Skydiving is fine, I guess. But as long as there is gravity, anyone can do it. Going to the Oscars is nice, they tell me. But with enough money and a few good contacts, again, anyone can.
Some of my goals from this point on include:
• Learning a new language.
• Learning to play an instrument.
• Going back to school for something entirely different.
• Taking acting classes.
• Biking across country.
• Walking the length of the Qhapaq Nan trail in South America (one of the coolest under the radar places on earth).
• Spending months, a year, in a remote and/or dangerous country.
• And even climbing another really high mountain.
•Other ideas? I'd welcome suggestions.
Lots of people my age are doing amazing things, and I realize the definition of aging is wildly different now than when my parents were 60.
And as I say, Kilimanjaro isn't the hardest mountain to climb, but it is hard, and half the people who try -- the vast majority of whom are a lot younger -- don't make it to the summit.
When we got to the top (with my older brother, also a hip replacement colleague) I can honestly say I have never been more tired, colder or filthier in my life. And I've been tired, cold and filthy.
Shivering in a tiny tent, forsaking hygiene, and walking straight uphill for hours and hours each day -- not to mention climbing over rocks and navigating ledges where one misstep will send you off a cliff -- changes your definition of adventure. At least it did mine. (We hardly did this alone -- my admiration for our guides and porters is limitless.)
Part of why I want to pursue these adventures is because I'm not supposed to at this point in my life. But a larger part is, I want to feel as alive as possible. Some ways to do that:
• Act young. I'm not big on acting one's age because I don't know what that means. I'm not suggesting baggy shorts for men or miniskirts for women. But act as though you're still young, and don't worry about -- maybe even enjoy -- that younger people think it's weird.

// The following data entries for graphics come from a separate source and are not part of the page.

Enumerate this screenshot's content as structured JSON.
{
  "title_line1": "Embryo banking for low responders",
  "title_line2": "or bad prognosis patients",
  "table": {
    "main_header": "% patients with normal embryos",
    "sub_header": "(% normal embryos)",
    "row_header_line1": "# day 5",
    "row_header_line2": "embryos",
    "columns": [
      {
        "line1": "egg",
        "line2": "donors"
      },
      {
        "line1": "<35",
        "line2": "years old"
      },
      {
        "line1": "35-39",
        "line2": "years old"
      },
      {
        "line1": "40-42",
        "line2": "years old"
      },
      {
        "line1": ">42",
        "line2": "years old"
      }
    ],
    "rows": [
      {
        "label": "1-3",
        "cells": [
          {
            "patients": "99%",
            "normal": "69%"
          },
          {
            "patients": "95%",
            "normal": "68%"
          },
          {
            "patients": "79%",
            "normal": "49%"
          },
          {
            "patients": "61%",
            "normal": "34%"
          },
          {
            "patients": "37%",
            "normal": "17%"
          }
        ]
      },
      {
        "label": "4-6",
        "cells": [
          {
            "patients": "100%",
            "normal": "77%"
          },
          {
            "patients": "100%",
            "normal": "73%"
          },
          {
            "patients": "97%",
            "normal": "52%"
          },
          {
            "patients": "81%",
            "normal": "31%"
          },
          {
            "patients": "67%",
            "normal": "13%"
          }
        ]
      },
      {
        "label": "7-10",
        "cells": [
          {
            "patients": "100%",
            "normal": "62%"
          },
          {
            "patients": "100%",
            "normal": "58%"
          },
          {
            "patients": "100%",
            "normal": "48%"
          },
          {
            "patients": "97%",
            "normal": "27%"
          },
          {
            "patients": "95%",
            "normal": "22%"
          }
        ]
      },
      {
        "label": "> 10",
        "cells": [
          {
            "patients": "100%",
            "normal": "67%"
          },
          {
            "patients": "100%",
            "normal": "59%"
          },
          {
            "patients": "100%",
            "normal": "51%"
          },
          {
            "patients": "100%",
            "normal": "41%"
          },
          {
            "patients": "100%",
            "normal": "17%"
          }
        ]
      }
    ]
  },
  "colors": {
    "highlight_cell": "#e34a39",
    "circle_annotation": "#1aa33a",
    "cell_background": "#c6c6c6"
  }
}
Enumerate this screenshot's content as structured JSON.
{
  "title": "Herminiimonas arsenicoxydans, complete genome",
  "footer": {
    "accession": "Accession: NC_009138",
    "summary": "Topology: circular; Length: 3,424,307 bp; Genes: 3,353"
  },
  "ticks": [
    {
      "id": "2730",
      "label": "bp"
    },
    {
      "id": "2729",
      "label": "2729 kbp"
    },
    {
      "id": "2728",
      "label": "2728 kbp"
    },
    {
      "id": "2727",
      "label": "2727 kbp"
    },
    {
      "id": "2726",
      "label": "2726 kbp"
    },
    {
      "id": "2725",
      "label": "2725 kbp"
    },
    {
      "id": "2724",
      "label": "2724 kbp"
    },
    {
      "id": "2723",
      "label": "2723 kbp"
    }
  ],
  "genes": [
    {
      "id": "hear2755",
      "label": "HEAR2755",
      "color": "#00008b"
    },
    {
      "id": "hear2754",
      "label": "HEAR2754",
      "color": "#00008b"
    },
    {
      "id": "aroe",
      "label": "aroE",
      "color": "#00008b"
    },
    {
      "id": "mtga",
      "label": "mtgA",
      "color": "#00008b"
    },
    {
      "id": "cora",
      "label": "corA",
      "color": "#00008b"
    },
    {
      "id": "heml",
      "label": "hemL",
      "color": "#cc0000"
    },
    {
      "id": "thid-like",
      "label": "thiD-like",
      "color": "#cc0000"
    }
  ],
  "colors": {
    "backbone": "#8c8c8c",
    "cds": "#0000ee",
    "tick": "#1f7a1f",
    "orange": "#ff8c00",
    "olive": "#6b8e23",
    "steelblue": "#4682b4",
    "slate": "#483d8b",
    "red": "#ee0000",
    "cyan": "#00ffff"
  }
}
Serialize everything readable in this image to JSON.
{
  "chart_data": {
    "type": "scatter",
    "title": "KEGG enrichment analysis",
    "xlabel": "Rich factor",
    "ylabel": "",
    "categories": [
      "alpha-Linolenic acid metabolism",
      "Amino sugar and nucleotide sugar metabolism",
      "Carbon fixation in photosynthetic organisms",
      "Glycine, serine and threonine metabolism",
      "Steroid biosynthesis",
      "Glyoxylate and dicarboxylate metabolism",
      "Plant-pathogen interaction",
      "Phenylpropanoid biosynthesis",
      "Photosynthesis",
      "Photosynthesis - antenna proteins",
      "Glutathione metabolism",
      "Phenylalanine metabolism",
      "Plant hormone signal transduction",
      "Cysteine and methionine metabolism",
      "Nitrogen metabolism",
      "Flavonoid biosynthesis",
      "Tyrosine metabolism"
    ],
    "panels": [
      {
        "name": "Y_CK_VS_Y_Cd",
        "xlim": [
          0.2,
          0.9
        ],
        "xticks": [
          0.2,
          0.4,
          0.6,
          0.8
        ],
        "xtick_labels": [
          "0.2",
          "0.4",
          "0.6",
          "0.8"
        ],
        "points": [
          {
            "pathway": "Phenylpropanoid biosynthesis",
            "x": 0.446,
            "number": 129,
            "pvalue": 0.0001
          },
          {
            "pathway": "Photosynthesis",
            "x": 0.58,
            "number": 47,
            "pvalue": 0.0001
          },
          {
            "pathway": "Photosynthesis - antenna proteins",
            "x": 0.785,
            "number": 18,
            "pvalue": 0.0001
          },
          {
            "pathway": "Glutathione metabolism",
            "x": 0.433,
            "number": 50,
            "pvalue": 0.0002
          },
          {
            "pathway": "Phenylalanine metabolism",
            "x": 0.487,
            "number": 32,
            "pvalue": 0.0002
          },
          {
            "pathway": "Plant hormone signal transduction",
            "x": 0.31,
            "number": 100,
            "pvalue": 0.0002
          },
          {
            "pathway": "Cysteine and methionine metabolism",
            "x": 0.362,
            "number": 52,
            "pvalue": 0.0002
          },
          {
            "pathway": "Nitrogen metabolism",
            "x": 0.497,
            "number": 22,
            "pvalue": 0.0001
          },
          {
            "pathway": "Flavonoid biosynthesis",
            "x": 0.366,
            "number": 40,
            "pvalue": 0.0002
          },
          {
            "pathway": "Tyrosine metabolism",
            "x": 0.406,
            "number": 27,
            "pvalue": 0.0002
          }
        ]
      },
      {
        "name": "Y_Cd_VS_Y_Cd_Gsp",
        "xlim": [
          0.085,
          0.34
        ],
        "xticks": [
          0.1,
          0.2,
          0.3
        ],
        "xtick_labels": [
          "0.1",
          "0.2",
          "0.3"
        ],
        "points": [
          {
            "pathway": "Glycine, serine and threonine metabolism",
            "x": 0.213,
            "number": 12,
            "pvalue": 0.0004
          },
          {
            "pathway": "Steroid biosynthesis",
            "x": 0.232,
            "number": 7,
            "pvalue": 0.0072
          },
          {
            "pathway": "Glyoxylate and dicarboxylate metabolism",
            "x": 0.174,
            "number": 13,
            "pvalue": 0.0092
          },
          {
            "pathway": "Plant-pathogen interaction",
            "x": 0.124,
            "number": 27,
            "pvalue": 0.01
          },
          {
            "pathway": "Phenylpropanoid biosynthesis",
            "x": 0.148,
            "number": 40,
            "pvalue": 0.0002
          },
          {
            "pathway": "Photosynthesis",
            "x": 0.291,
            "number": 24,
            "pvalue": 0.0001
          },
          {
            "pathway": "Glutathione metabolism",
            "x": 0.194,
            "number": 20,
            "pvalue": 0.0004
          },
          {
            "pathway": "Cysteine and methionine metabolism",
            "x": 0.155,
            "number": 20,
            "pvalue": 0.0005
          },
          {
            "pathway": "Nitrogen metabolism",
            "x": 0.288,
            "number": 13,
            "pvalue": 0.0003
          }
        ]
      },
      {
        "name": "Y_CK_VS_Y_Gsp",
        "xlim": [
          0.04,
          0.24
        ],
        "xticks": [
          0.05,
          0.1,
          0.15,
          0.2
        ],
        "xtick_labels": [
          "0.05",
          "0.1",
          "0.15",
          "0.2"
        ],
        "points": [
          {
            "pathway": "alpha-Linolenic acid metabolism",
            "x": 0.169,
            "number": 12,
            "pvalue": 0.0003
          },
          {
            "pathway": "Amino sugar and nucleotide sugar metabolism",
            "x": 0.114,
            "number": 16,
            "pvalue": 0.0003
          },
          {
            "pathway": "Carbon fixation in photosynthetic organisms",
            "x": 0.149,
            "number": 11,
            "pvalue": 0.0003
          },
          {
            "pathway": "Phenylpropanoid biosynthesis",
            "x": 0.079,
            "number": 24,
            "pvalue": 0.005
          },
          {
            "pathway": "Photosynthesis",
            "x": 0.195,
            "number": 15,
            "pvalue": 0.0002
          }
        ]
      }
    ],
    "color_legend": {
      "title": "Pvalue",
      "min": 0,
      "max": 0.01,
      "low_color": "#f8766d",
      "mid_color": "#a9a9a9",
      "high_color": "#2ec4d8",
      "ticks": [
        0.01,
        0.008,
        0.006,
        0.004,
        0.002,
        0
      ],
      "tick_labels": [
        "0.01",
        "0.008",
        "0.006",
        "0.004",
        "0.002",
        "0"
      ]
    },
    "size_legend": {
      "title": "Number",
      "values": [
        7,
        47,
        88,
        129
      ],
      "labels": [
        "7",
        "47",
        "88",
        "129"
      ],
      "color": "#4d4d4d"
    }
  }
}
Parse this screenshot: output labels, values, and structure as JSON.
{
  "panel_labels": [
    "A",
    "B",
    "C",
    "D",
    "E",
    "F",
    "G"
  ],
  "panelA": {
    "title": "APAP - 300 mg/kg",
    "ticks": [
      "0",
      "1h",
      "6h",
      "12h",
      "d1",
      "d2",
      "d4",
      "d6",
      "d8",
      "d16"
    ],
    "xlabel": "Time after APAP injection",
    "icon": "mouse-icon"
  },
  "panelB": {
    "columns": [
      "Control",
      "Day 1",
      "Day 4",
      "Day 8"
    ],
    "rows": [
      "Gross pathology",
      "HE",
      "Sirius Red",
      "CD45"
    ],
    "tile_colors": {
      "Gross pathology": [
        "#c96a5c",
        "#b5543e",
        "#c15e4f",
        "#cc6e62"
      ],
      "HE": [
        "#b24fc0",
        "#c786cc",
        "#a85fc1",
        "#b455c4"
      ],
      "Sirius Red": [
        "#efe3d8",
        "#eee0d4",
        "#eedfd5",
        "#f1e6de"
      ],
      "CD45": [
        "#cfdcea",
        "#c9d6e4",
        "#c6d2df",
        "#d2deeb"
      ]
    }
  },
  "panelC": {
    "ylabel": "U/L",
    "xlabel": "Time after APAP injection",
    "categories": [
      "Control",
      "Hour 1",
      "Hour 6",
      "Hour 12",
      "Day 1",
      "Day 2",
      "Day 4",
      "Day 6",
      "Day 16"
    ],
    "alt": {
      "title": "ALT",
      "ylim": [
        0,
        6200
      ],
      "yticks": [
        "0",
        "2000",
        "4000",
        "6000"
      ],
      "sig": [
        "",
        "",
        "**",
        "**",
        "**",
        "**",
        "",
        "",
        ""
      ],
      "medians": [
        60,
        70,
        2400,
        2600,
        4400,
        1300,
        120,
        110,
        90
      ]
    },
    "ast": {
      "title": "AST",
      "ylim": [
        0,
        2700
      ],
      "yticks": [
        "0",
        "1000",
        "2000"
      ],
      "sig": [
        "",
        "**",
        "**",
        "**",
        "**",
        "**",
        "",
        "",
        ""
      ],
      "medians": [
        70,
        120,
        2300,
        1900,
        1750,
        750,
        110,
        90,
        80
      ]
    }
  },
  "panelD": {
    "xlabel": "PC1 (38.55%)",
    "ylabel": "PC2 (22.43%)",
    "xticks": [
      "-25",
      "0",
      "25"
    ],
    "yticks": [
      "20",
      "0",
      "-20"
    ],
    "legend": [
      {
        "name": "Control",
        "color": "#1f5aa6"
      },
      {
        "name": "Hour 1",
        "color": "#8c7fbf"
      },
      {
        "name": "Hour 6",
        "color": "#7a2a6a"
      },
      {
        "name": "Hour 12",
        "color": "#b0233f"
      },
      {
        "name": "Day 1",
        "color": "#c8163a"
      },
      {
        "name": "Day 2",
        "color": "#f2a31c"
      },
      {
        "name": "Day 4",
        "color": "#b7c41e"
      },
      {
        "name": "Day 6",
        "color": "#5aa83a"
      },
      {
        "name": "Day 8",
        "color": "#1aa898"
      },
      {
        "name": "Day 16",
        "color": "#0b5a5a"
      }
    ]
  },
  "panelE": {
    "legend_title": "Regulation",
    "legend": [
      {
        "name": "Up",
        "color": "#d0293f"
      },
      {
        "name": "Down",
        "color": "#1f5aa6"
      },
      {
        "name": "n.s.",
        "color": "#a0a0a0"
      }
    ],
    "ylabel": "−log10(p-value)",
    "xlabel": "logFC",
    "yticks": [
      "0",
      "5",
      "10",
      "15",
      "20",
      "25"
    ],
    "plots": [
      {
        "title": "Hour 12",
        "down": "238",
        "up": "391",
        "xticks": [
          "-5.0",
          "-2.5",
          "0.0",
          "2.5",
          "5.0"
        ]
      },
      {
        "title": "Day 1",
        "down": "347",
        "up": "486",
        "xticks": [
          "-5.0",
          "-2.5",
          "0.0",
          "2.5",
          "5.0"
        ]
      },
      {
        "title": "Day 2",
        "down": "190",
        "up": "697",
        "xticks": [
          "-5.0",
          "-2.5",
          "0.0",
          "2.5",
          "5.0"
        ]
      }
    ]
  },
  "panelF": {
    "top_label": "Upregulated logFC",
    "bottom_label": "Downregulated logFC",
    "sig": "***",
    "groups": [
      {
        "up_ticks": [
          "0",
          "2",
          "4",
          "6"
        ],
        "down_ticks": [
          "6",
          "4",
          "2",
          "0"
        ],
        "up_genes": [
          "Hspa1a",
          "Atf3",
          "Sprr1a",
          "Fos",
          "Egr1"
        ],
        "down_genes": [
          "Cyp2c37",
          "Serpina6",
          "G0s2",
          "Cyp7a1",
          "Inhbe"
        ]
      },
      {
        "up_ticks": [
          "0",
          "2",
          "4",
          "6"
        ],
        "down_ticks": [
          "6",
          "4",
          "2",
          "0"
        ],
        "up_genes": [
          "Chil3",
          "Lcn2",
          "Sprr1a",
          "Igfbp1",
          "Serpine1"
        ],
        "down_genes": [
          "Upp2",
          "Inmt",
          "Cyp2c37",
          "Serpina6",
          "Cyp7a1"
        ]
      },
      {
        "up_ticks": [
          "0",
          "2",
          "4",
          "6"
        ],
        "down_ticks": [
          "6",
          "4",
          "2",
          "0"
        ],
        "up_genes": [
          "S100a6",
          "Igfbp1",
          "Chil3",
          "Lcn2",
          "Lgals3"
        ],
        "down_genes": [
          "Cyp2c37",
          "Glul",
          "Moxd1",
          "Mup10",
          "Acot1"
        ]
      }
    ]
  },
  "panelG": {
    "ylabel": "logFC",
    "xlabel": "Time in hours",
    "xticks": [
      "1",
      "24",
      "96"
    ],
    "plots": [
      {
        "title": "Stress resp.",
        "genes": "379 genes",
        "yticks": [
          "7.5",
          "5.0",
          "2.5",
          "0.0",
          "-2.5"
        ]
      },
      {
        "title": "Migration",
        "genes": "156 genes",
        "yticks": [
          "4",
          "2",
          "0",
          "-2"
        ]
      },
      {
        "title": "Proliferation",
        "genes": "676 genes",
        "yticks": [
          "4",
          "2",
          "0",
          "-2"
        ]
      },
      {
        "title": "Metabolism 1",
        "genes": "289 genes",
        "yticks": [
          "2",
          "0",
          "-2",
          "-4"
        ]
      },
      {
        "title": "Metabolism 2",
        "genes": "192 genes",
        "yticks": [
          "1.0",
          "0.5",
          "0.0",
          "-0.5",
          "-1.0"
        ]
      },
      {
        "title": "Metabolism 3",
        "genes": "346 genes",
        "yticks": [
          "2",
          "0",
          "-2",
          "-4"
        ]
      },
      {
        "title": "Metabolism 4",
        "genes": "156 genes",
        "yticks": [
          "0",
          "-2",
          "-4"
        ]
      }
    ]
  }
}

• Stay in the best shape possible. It's not that hard. Walk everywhere you can. Eat reasonably. Lift a weight now and then. Throw a ball. Take a Pilates class. Don't say there's not time to do it. What's there's not time for is watching Seinfeld reruns, moaning about your aches and pains and figuring out your AARP discounts.
• Look for new experiences wherever you can. They don't have to all be thrilling, but when you find yourself doing the same thing over and over, do something else. Quickly.
• Take reasonable risks. Don't be foolish. But even more so, don't be timid.